The Hadoop Distributed File System (HDFS) is typically part of a Hadoop
cluster or can be used as a stand-alone general purpose distributed file
system (DFS). Several high-level functions provide easy access to
distributed storage.
DFS_cat is useful for producing output in user-defined
functions. It reads from files on the DFS and typically prints the
output to the standard output. Its behaviour is similar to the base
function cat.
DFS_dir_create creates directories with the given path names if
they do not already exist. It's behaviour is similar to the base
function dir.create.
DFS_dir_exists and DFS_file_exists return a logical
vector indicating whether the directory or file respectively named by
its argument exist.
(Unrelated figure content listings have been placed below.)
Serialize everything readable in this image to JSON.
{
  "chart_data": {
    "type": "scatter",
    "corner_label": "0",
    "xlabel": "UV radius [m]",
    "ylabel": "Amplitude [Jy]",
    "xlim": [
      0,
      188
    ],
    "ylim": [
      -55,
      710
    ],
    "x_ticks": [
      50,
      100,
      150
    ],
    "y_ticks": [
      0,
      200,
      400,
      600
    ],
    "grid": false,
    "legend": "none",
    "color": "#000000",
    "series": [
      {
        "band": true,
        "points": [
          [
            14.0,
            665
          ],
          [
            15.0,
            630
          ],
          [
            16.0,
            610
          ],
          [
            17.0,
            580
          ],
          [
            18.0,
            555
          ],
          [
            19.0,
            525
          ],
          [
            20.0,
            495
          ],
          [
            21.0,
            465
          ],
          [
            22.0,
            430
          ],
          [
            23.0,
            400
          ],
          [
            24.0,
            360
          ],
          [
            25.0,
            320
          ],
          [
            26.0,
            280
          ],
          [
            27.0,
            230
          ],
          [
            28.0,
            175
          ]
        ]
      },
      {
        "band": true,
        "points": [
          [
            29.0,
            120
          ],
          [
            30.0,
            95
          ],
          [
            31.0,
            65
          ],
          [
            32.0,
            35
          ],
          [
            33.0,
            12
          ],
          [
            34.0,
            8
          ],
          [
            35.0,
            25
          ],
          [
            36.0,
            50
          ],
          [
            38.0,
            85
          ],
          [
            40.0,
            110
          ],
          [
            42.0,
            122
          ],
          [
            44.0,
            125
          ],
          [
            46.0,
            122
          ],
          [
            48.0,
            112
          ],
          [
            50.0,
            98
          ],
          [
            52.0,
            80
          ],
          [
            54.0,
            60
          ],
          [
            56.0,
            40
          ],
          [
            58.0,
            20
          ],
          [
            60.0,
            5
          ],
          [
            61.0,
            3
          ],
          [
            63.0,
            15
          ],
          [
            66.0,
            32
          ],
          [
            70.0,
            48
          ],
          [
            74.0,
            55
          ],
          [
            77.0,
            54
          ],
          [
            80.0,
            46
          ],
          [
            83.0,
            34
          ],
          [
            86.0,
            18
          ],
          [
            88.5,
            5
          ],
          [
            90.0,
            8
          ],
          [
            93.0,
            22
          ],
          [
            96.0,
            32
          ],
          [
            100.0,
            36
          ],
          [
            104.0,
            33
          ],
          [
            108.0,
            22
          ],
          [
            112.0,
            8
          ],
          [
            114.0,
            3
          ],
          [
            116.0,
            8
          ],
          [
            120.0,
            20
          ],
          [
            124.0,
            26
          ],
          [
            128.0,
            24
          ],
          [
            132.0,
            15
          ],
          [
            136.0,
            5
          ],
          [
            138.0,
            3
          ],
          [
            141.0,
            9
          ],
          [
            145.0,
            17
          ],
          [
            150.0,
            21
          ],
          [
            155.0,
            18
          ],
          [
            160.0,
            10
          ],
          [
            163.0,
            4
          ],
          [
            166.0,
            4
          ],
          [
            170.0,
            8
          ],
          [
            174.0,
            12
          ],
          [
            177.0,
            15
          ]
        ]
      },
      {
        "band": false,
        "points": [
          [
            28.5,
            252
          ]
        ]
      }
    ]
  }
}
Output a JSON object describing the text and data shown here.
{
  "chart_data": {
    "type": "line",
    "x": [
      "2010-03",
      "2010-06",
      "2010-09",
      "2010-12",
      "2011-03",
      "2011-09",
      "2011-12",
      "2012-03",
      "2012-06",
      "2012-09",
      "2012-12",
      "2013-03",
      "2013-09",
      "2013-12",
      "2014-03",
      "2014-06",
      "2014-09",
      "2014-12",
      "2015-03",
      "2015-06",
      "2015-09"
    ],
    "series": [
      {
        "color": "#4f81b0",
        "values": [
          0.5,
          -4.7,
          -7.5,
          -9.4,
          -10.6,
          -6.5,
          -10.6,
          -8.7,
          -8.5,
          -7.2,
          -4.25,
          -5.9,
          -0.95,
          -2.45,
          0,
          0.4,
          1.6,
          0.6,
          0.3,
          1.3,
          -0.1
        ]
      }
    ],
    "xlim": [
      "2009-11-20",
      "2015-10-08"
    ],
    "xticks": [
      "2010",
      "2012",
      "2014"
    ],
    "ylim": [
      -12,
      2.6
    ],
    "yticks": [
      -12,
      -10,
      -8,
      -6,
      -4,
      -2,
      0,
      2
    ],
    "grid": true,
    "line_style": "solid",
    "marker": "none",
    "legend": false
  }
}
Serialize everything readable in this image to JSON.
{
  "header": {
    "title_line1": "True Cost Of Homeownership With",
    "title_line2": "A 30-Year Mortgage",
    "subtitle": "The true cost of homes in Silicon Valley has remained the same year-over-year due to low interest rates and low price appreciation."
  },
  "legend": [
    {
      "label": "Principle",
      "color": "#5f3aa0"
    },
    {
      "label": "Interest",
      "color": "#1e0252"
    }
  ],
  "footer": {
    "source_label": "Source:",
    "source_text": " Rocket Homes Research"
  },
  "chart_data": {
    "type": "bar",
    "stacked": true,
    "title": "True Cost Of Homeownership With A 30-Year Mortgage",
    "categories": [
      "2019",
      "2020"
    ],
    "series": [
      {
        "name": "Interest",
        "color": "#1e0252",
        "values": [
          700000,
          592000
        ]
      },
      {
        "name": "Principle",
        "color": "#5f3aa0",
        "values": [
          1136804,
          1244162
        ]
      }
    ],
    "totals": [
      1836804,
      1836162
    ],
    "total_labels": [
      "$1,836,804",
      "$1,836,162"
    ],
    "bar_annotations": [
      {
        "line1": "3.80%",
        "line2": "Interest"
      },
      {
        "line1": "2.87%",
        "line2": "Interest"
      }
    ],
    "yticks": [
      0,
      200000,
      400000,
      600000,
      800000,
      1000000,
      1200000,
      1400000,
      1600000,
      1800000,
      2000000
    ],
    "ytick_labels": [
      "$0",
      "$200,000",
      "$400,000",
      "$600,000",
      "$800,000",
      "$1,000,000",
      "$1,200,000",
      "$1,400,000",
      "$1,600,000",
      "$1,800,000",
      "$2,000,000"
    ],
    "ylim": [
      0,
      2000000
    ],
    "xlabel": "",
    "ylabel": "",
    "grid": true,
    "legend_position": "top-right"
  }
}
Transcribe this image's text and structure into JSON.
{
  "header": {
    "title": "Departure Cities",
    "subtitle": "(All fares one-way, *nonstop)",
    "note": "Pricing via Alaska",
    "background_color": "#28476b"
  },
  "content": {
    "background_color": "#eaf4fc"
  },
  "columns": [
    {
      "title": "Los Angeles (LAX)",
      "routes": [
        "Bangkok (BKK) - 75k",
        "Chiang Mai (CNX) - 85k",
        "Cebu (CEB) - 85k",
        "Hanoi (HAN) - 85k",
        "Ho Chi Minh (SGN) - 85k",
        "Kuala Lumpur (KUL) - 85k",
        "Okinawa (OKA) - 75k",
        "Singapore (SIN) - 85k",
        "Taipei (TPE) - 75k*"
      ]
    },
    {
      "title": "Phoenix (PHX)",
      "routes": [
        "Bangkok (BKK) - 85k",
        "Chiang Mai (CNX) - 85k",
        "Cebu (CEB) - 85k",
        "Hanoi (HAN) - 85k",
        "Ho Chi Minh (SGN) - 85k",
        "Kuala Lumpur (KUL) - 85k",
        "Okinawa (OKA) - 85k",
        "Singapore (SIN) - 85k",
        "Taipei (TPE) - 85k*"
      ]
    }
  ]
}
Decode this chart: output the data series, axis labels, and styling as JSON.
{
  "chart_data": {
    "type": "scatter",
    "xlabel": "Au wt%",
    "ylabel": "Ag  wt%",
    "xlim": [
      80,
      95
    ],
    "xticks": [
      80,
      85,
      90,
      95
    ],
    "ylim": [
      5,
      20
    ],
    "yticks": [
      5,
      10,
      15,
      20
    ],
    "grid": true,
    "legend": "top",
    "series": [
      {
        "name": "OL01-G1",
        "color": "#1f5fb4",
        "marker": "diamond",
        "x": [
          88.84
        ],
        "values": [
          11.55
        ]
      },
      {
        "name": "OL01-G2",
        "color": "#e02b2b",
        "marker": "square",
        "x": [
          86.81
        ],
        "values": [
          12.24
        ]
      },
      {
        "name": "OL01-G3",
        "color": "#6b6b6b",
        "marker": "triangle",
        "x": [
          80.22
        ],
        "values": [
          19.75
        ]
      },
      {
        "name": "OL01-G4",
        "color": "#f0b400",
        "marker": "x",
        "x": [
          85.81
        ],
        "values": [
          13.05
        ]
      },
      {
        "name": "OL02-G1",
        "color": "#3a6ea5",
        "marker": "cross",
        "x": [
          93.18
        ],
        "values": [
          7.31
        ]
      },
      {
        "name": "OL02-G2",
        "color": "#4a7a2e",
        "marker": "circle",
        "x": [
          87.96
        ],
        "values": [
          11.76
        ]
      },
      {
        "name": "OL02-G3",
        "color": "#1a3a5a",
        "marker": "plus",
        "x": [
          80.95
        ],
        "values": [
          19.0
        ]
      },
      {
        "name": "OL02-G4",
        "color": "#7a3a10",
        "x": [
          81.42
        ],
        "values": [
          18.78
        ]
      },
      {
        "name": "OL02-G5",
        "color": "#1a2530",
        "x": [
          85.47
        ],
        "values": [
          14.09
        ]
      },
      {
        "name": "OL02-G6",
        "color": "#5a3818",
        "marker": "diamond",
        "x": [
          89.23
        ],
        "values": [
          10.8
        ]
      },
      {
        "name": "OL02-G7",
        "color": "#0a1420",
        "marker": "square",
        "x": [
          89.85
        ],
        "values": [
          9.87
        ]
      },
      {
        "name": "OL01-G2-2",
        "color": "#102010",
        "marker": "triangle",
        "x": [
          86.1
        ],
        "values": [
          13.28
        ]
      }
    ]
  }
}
See also function file.exists.
DFS_dir_remove attempts to remove the directory named in its
argument and if recursive is set to TRUE also attempts
to remove subdirectories in a recursive manner.
DFS_list produces a character vector of the names of files
in the directory named by its argument.
DFS_read_lines is a reader for (plain text) files stored on the
DFS. It returns a vector of character strings representing lines in
the (text) file. If n is given as an argument it reads that
many lines from the given file. It's behaviour is similar to the base
function readLines.
DFS_put copies files named by its argument to a given path in
the DFS.
DFS_put_object serializes an R object to the DFS.
DFS_write_lines writes a given vector of character strings to a
file stored on the DFS. It's behaviour is similar to the base
function writeLines.